Opinion – Public lands are not expanding

In response to Kelly Mike Green’s The View column “Public Lands Expansion Syndrome,” printed in our Sept. 26 – Oct. 2 edition.

While I agree with Mr. Green’s desire to create sustainable economies in southern Utah and throughout the rural west, his entire article is based on a false notion that public lands are “expanding.”

Mr. Green cites Bears Ears National Monument (BENM) as a specific example where environmental non-profit groups and outdoor retailers use “propaganda” to sway public opinion and outlaw any and all extractive uses such as logging and ranching. In reality, these lands have been managed by the federal government for decades, and continue to be managed by the USFS and BLM, while allowing for pre-monument designation uses such as grazing and timber harvesting consistent with the proper care and management of the national monument. Additionally, travel management plans allow for off-highway vehicle use on existing roads.

What Mr. Green suggests as “Public Lands Expansion Syndrome” is actually a step towards a more equitable and provident management plan for our public lands. BENM was a truly Native American Monument. Its inception by the Bears Ears Inter-Tribal Coalition consisting of Hopi, Zuni, Ute Mountain Ute, Uintah and Ouray Ute, and Navajo nations was a long-overdue and essential step towards preserving irreplaceable cultural resources and beginning a long journey of intercultural and intergenerational healing. To suggest that the Utah Diné Bikeyah is acting under the “guise of saving the environment” is not only offensive, but it lacks a basic understanding of the history and power dynamics of the region.

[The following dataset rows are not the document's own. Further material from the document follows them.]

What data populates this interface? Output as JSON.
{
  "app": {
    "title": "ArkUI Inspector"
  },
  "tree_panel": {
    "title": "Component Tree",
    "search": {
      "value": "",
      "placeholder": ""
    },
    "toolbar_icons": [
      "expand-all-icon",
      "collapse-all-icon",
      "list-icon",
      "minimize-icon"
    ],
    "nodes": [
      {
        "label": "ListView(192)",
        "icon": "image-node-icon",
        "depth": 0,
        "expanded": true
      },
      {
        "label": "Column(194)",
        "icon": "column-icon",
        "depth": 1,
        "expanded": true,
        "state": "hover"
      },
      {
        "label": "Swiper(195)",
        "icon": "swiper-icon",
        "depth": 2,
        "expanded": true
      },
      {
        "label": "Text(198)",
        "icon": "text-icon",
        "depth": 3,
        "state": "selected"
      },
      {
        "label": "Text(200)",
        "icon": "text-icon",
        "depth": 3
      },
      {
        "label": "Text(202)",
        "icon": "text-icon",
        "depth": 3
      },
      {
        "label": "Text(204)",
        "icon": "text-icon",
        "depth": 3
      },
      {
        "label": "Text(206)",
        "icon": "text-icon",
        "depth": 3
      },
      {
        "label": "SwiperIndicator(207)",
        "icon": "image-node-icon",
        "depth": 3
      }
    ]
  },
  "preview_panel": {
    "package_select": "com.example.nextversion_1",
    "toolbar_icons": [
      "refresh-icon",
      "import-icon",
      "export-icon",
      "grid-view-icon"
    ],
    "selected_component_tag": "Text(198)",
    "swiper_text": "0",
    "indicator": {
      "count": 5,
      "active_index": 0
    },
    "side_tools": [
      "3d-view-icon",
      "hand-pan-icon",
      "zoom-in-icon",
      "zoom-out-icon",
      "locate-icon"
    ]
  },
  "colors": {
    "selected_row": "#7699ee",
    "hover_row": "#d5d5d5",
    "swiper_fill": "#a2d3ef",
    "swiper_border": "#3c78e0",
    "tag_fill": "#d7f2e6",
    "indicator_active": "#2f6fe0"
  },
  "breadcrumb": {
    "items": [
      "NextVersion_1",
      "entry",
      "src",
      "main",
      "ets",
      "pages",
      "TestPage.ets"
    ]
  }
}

Mr. Green is also worried about the inability to mine minerals like uranium and drill for oil in a national monument because it may take away “well-paying jobs”, forcing local residents to move away. The growing gap between the rich and the poor is not a local phenomenon. Attributing rural poverty to national environmental groups is problematic at best. The real problem is our societies’ insatiable thirst for energy and raw materials, the lack of consumer options for change, and the economic behemoth of corporate capitalism.

I agree with Mr. Green in that a complete shift towards a recreation-based economy is not a holy grail for long-term economic prosperity or sustainability. The “Moab-factor” is a doubled-edge sword. While it may be nice to not have an active uranium mill in our proverbial and literal “backyards,” having 1.5 million visitors a year come visit to look at the pretty red rocks has a significant, direct impact on public lands (e.g. overcrowding, traffic, litter, human waste, etc.), not to mention the enormous carbon footprint that it takes for people to travel here from all over the world. Solely focusing on a recreation economy where any tangible impacts of where our energy, buildings, electronics, and not to mention our food, come from, is not only naive, but extremely impractical, if not hypocritical.

We need to have real discussions (not yelling matches). We need to have civil conversations and interactions with people who have different opinions and values. We need to seek common ground, find compromise and create real, robust, structural, and economic solutions to our public land issues. We need to value each other’s values, probably listen more than talk, and seek understanding first.

Let’s expand the public discourse by using facts, critical thinking, and compassion for our fellow community members.